I'm trying to process Json strings from Kinesis. The Json strings can have a couple of different forms. From Kinesis, I create a DStream:
val kinesisStream = KinesisUtils.createStream(
ssc, appName, "Kinesis_Stream", "kinesis.ap-southeast-1.amazonaws.com",
"region", InitialPositionInStream.LATEST, kinesisCheckpointInterval, StorageLevel.MEMORY_AND_DISK_2)
val lines = kinesisStream.map(x => new String(x))
lines.foreachRDD((rdd, time) =>{
val sqlContext = SQLContextSingleton.getInstance(rdd.sparkContext)
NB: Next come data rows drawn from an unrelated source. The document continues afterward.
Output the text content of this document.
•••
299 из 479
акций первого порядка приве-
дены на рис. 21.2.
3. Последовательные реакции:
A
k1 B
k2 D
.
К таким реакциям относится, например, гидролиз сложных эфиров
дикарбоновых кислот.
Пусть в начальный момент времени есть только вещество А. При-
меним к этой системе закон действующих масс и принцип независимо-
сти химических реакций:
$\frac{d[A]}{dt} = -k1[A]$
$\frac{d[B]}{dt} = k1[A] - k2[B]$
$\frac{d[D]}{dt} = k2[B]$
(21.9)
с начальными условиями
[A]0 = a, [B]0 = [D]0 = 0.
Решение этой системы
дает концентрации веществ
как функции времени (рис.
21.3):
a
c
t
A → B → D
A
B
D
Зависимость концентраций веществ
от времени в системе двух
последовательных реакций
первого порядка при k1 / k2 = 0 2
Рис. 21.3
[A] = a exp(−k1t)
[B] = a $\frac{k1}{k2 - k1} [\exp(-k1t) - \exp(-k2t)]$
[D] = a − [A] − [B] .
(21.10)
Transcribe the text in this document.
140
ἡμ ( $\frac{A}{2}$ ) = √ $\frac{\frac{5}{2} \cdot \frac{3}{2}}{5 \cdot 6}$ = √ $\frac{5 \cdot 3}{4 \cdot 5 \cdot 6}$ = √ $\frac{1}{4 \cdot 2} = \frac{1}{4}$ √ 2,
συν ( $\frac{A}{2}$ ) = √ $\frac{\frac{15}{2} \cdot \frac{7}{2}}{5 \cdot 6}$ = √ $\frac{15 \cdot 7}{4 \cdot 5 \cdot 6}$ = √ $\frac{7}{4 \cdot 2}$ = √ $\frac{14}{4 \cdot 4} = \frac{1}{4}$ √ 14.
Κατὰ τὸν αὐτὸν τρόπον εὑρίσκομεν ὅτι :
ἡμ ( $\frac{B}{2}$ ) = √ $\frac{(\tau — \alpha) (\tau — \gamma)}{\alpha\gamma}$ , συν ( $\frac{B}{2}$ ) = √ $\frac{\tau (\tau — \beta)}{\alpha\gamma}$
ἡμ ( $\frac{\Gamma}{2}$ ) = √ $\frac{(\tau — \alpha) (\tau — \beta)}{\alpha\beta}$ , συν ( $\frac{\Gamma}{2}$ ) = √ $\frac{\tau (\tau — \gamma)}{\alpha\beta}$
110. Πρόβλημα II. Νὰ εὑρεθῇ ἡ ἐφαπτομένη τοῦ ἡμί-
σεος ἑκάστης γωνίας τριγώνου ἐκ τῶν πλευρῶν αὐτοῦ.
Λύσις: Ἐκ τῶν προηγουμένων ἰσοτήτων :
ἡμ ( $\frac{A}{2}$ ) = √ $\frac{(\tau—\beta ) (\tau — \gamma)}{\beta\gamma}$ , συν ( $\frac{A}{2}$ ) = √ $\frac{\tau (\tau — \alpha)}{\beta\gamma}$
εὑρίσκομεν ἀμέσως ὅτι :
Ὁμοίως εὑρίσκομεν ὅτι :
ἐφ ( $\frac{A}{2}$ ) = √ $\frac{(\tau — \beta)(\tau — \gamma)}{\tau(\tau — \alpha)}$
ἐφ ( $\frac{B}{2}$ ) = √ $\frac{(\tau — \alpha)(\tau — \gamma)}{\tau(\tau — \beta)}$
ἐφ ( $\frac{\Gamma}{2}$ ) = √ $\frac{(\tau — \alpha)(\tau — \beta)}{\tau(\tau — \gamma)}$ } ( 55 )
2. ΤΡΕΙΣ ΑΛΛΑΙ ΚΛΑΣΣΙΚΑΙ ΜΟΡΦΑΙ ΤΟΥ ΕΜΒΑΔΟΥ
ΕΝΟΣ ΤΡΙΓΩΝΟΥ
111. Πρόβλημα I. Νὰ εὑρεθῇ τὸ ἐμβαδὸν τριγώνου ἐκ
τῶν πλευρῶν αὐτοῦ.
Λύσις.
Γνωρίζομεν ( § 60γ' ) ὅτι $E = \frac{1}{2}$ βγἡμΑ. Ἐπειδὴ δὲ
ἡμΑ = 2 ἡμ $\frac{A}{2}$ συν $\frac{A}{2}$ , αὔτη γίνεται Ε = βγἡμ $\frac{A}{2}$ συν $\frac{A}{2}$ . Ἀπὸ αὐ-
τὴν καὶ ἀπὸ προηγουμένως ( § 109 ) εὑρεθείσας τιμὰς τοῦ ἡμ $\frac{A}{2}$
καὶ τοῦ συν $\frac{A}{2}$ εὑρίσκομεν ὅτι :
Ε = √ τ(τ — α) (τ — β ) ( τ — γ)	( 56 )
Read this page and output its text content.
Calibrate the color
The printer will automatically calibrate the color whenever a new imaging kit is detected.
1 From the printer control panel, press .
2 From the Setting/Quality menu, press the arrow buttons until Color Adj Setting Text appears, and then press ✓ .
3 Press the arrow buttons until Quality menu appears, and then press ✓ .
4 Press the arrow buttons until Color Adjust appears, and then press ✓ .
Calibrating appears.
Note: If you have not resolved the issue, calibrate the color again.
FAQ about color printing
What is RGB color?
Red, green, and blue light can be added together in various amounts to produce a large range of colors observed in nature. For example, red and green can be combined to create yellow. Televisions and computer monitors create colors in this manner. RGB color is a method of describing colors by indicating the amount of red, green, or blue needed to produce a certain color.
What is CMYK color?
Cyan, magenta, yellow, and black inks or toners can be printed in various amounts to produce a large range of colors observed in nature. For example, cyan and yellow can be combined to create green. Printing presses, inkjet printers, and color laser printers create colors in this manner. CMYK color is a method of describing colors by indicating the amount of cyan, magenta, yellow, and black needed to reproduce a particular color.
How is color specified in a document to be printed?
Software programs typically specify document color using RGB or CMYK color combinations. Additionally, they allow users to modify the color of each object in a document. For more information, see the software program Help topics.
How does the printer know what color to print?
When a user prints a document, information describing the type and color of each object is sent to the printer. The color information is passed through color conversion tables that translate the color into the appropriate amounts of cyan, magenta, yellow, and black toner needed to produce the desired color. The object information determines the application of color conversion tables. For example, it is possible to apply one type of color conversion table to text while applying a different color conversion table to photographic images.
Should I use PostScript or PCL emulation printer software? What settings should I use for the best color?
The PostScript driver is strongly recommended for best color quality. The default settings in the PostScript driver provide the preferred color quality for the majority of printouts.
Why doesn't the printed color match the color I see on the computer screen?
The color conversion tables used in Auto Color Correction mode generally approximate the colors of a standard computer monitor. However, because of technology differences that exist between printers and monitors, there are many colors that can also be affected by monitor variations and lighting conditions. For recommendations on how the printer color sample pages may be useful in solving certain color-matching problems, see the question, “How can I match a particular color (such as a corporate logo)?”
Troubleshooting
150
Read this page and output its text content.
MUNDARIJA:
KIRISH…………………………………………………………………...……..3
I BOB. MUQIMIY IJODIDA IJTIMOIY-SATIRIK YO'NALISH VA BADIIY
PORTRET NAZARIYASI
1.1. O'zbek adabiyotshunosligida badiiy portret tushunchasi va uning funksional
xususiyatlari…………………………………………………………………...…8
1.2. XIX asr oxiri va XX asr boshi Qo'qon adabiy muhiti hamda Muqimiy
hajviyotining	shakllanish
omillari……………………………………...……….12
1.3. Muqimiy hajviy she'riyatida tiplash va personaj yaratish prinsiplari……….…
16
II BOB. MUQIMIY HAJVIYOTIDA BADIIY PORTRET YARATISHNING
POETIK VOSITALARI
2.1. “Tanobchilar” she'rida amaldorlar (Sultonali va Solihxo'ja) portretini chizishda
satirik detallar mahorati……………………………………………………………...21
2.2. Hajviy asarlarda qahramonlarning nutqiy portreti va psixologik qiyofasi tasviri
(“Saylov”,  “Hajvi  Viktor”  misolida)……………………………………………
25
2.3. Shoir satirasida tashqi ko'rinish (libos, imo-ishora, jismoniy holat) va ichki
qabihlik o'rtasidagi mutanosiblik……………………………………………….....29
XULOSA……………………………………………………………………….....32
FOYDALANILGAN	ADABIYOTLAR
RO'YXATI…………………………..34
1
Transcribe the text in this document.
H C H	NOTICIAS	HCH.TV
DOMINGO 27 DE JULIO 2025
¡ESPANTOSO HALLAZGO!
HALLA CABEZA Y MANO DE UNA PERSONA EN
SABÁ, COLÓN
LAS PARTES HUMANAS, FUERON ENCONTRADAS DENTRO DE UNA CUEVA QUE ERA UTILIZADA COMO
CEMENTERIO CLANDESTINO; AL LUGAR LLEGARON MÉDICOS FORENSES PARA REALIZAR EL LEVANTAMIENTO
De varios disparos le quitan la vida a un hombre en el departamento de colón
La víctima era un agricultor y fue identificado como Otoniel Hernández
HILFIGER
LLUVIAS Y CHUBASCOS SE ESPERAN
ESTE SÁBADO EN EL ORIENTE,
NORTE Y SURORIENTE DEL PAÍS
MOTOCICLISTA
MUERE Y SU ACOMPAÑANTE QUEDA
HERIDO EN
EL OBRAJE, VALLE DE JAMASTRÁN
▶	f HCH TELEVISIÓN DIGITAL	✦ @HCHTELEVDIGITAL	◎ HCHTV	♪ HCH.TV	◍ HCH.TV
import sqlContext.implicits.StringToColumn
if(rdd.count() > 0){
// Process jsons here
// Json strings here would have either one of the formats below
}
})
The RDD strings would have either one of these json strings. Collection:
[
{
"data": {
"ApplicationVersion": "1.0.3 (65)",
"ProjectId": 30024,
"TargetId": "4138",
"Timestamp": 0
},
"host": "host1"
},
{
"data": {
"ApplicationVersion": "1.0.3 (65)",
"ProjectId": 30025,
"TargetId": "4139",
"Timestamp": 0
},
"host": "host1"
}
]
and some Json strings are single object like so:
{
"ApplicationVersion": "1.0.3 (65)",
"ProjectId": 30026,
"TargetId": "4140",
"Timestamp": 0
}
I want to be able to extract the object from the "data" key if it is the first type of Json string and combine with the second type of Json and form a RDD/DataFrame, how can I achieve this?
Ultimately I would like my data frame to be something like this:
+------------------+---------+--------+---------+
|ApplicationVersion|ProjectId|TargetId|Timestamp|
+------------------+---------+--------+---------+
| 1.0.3 (65)| 30024| 4138| 0|
| 1.0.3 (65)| 30025| 4139| 0|
| 1.0.3 (65)| 30026| 4140| 0|
+------------------+---------+--------+---------+
Sorry, new to Scala and Spark. I've been looking at existing examples but haven't found a solution unfortunately.
Many thanks in advance.